Normally GRUB2 menu will also have a Windows entry, try it - works? It did not for me... but, All Hail Boot-Repair comes to the rescue, and fixes things up. If your Boot-Repair says "EFI | /boot detected. Please check the options.", but then in Advanced options everything on GRUB location, GRUB options, MBR options is grayed out, then double check that you are running it as sudo and that your initial Ubuntu installation WAS done with UEFI support; remember /sys/firmware/efi, you need to see that when you boot from the intial USB, not just now when you're set-up. (And DO REMEMBER to disable UEFI Secure Boot in the BIOS, like boot-repair recommends in a message at the end...)
K, done!

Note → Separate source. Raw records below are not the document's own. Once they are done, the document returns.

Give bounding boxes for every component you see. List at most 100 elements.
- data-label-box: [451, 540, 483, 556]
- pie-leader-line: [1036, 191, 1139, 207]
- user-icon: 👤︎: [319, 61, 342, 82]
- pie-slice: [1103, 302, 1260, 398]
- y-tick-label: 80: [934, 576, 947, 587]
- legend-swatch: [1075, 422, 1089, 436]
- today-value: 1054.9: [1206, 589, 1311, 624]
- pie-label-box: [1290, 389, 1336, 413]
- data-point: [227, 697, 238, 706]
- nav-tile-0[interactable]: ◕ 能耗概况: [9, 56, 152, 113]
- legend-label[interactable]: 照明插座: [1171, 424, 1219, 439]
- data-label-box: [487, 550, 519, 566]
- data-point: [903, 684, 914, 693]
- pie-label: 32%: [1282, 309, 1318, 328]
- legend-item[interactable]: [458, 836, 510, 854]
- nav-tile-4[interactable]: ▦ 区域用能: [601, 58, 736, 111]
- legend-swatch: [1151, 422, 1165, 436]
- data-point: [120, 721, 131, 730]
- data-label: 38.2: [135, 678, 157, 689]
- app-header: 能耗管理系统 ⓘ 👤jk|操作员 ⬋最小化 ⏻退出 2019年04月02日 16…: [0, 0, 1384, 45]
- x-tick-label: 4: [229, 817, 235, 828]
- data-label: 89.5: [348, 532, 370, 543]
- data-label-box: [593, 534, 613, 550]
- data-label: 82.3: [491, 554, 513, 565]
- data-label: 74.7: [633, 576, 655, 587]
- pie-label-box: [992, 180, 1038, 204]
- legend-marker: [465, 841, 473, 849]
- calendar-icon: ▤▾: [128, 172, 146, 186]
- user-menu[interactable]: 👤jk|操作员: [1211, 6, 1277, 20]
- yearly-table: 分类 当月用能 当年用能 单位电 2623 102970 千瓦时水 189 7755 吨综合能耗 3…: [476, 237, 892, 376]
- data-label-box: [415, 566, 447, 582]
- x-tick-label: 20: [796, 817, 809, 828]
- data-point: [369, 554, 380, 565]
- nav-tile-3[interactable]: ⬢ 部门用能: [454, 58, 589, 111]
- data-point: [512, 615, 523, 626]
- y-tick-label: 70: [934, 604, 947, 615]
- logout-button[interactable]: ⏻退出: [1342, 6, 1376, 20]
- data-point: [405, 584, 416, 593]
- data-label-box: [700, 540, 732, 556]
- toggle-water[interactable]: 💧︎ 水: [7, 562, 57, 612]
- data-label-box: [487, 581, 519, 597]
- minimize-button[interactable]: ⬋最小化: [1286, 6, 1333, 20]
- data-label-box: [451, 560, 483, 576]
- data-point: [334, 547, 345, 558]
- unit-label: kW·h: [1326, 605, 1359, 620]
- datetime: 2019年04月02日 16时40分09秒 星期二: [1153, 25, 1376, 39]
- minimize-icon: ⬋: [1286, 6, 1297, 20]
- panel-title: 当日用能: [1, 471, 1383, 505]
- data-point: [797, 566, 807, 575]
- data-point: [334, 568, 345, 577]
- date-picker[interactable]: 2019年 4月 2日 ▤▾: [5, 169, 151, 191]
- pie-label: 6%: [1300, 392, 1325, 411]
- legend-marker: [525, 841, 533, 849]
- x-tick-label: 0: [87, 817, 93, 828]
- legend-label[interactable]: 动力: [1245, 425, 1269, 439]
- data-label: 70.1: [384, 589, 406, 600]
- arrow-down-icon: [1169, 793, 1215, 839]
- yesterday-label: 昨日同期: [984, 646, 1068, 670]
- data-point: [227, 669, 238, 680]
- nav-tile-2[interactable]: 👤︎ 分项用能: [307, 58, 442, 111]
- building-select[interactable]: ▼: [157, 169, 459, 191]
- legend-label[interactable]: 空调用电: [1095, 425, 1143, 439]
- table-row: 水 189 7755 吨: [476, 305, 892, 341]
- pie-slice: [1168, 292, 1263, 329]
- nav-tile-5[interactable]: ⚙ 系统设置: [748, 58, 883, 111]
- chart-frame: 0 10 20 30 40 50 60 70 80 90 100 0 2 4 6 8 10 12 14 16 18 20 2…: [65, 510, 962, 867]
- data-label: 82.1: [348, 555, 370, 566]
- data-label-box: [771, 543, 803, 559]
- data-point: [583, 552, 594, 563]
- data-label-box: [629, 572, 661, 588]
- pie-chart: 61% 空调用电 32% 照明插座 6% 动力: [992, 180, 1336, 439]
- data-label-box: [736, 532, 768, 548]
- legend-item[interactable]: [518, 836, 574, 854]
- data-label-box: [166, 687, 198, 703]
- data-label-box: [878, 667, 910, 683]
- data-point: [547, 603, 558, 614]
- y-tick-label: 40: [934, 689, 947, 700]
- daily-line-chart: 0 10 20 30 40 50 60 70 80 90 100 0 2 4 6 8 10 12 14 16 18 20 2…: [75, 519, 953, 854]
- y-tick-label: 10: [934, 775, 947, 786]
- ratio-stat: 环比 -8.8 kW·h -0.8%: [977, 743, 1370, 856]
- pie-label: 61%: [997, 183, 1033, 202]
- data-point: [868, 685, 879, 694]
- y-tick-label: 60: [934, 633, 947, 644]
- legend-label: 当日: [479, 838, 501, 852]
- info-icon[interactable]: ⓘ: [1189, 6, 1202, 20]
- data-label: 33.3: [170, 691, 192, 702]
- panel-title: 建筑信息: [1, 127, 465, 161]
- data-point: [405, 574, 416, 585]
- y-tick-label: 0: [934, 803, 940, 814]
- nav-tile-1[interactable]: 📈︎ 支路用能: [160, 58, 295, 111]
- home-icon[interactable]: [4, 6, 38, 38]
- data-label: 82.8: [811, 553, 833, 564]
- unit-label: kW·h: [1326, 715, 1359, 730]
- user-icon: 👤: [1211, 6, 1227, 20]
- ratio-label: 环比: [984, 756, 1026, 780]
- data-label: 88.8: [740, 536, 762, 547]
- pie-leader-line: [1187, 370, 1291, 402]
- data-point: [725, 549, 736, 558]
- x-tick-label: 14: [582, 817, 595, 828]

I learnt a few things, and it was lot's of fun & maybe this post is useful to someone out there.
PS: Other tutorial's recommend using NeoSmart's EasyBCD instead; I had tried that before doing above, and somehow it didn't work, on my laptop. The idea in that approach is that instead of GRUB you use the Windows Boot Manager and hope that it can boot into Linux via a new Boot Configuration Data (BCD) entry for Ubuntu you add - but somehow I could not get that to work.